Submissions to the Journal must be based on original research; they may not have been uploaded to an open-access (social media) platform, such as your academia.edu page, have been previously published, or be under consideration for publication elsewhere. Authors will be asked to sign a License to Publish statement before publication.

 

 

Materials—preferably not exceeding 15,000 words, including footnotes, appendices, bibliography, etc.—should be sent both as a Word document in a Unicode font and in PDF format to the appropriate JAOS Sectional Editor.

For Ancient Near East, Gary Beckman

For Islamic Studies, Peri Bearman

For South and Southeast Asia, Stephanie Jamison

For East Asia, Antje Richter

 

Text, including footnotes (not endnotes), should be double-spaced, in a uniform font size (12 is preferred for text and notes, 11 for block quotes) throughout, and paginated.

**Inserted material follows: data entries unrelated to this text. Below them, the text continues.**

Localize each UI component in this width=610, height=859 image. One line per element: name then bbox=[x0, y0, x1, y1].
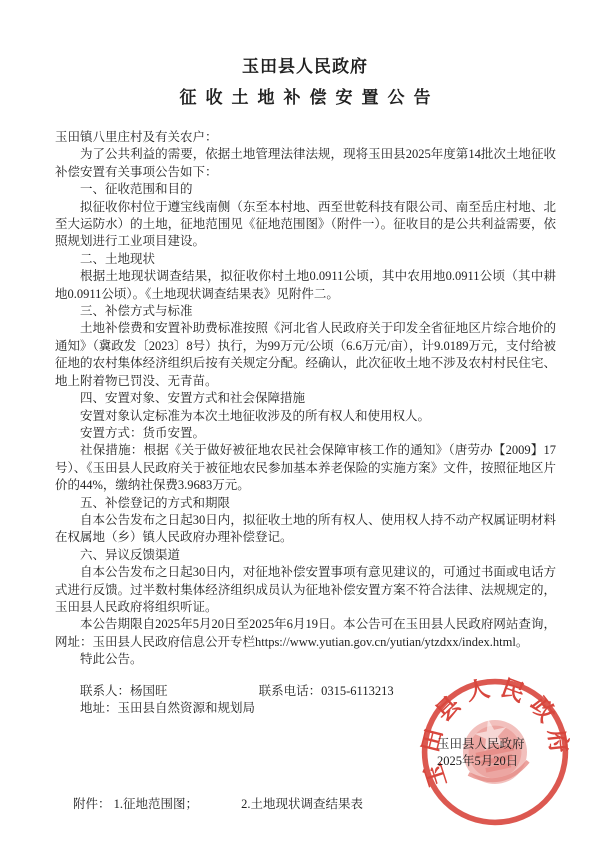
attachments-label: 附件： bbox=[73, 797, 111, 811]
seal-arc-text: 玉田县人民政府 bbox=[416, 673, 574, 791]
contact-person: 联系人：杨国旺 bbox=[80, 683, 168, 698]
paragraph-social-security: 社保措施：根据《关于做好被征地农民社会保障审核工作的通知》（唐劳办【2009】17号）、《玉田县人民政府关于被征地农民参加基本养老保险的实施方案》文件，按照征地区片价的44%，缴纳社保费3.9683万元。 bbox=[55, 443, 556, 493]
contact-phone: 联系电话：0315-6113213 bbox=[258, 683, 394, 698]
contact-address: 地址：玉田县自然资源和规划局 bbox=[80, 701, 256, 715]
paragraph-resettle-method: 安置方式：货币安置。 bbox=[80, 425, 206, 440]
attachments-line bbox=[73, 794, 363, 812]
paragraph-intro: 为了公共利益的需要，依据土地管理法律法规，现将玉田县2025年度第14批次土地征收补偿安置有关事项公告如下： bbox=[55, 147, 556, 179]
issuing-authority: 玉田县人民政府 bbox=[242, 57, 368, 76]
signature-org: 玉田县人民政府 bbox=[437, 737, 525, 751]
paragraph-compensation: 土地补偿费和安置补助费标准按照《河北省人民政府关于印发全省征地区片综合地价的通知》（冀政发〔2023〕8号）执行，为99万元/公顷（6.6万元/亩），计9.0189万元，支付给被征地的农村集体经济组织后按有关规定分配。经确认，此次征收土地不涉及农村村民住宅、地上附着物已罚没、无青苗。 bbox=[55, 321, 556, 388]
paragraph-land-status: 根据土地现状调查结果，拟征收你村土地0.0911公顷，其中农用地0.0911公顷（其中耕地0.0911公顷）。《土地现状调查结果表》见附件二。 bbox=[55, 269, 556, 301]
section-heading-6: 六、异议反馈渠道 bbox=[80, 547, 181, 562]
section-heading-1: 一、征收范围和目的 bbox=[80, 182, 193, 197]
section-heading-5: 五、补偿登记的方式和期限 bbox=[80, 495, 231, 510]
section-heading-2: 二、土地现状 bbox=[80, 251, 156, 266]
paragraph-resettle-target: 安置对象认定标准为本次土地征收涉及的所有权人和使用权人。 bbox=[80, 408, 431, 423]
paragraph-closing: 特此公告。 bbox=[80, 652, 143, 667]
signature-block bbox=[437, 736, 525, 771]
paragraph-period-url: 本公告期限自2025年5月20日至2025年6月19日。本公告可在玉田县人民政府网站查询，网址：玉田县人民政府信息公开专栏https://www.yutian.gov.cn/yutian/ytzdxx/index.html。 bbox=[55, 617, 556, 649]
section-heading-3: 三、补偿方式与标准 bbox=[80, 304, 193, 319]
document-body bbox=[55, 129, 556, 717]
attachment-1: 1.征地范围图； bbox=[113, 797, 199, 811]
salutation: 玉田镇八里庄村及有关农户： bbox=[55, 130, 218, 144]
attachment-2: 2.土地现状调查结果表 bbox=[241, 797, 364, 811]
paragraph-scope: 拟征收你村位于遵宝线南侧（东至本村地、西至世乾科技有限公司、南至岳庄村地、北至大运防水）的土地，征地范围见《征地范围图》（附件一）。征收目的是公共利益需要，依照规划进行工业项目建设。 bbox=[55, 199, 556, 249]
paragraph-feedback: 自本公告发布之日起30日内，对征地补偿安置事项有意见建议的，可通过书面或电话方式进行反馈。过半数村集体经济组织成员认为征地补偿安置方案不符合法律、法规规定的，玉田县人民政府将组织听证。 bbox=[55, 565, 556, 614]
signature-date: 2025年5月20日 bbox=[437, 754, 519, 769]
section-heading-4: 四、安置对象、安置方式和社会保障措施 bbox=[80, 391, 306, 406]
paragraph-registration: 自本公告发布之日起30日内，拟征收土地的所有权人、使用权人持不动产权属证明材料在权属地（乡）镇人民政府办理补偿登记。 bbox=[55, 512, 556, 545]
document-title: 征收土地补偿安置公告 bbox=[179, 88, 440, 107]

A bibliography is not required if references are humanities style (see style sheet). Articles submitted for consideration should be shorn of all authorial identity markers, which includes acknowledgments, forthcoming publications, etc. Submissions should include an abstract (not to exceed 200 words) in the accompanying email, and all submissions to the East Asian editor should include a bio or short CV. Keywords are not necessary.

 

On the understanding that JAOS is not an art journal, so that imagery should be not merely decorative, but imperative for clarification purposes, all illustrative material should be sent both separately, as a tiff or jpeg file, and be embedded in the text. Photographs should be no smaller than 300 dpi resolution, line art no smaller than 1000 dpi, in grayscale. For articles that have been accepted, permission for illustrative material that is not taken from works in the public domain should be in hand and acknowledged in the figure caption. JAOS does not publish in color in print but can for the online edition if needed. The cost of any necessary and above average work on images required of the typesetter, will be charged to the author.

 

Although the Journal can accommodate some non-Latin scripts, different instructions apply per section.

 

For the Ancient Near East section, all original cuneiform and hieroglyphic text should be transliterated, using a standard method. Transliteration of Greek and Hebrew/Aramaic script is optional. For Hebrew script, the SBL font is required, and directly preceding and following the Hebrew—whether punctuation or spaces—Times New Roman must be used. This is to avoid a right-to-left issue for non-Hebrew characters and is very important.


For the Islamic section, all non-Latin scripts should be fully transliterated, using a standard method. Exceptions for original script are a block of text accompanied by a full translation and words relevant to the article’s argument that would suffer from the limitations of transliteration, e.g., a word with undotted letters.

For the South and Southeast Asia section, all original text should be transliterated, using a standard method.

 

For the East Asia section, transliteration—at first occurrence together with original script for disambiguation—is required for proper names, titles, and terms used within the English texts. Bibliographies should use both transliteration and original script for authors, editors, titles; not for place of publication and publisher. For quotations, on the other hand, original script alone will suffice. If using original script for quotations, please use East Asian punctuation marks.

 

See additionally the JAOS Style Sheet.

 

If your article has been accepted, it will undergo thorough editing by the respective editor. The waiting list for publication differs per discipline; ask your editor for an approximate date. Proofs are sent out as PDFs; a second proof stage is corrected internally. Please avoid the temptation of uploading any earlier draft than the published article—multiple differing versions should not be available on the web.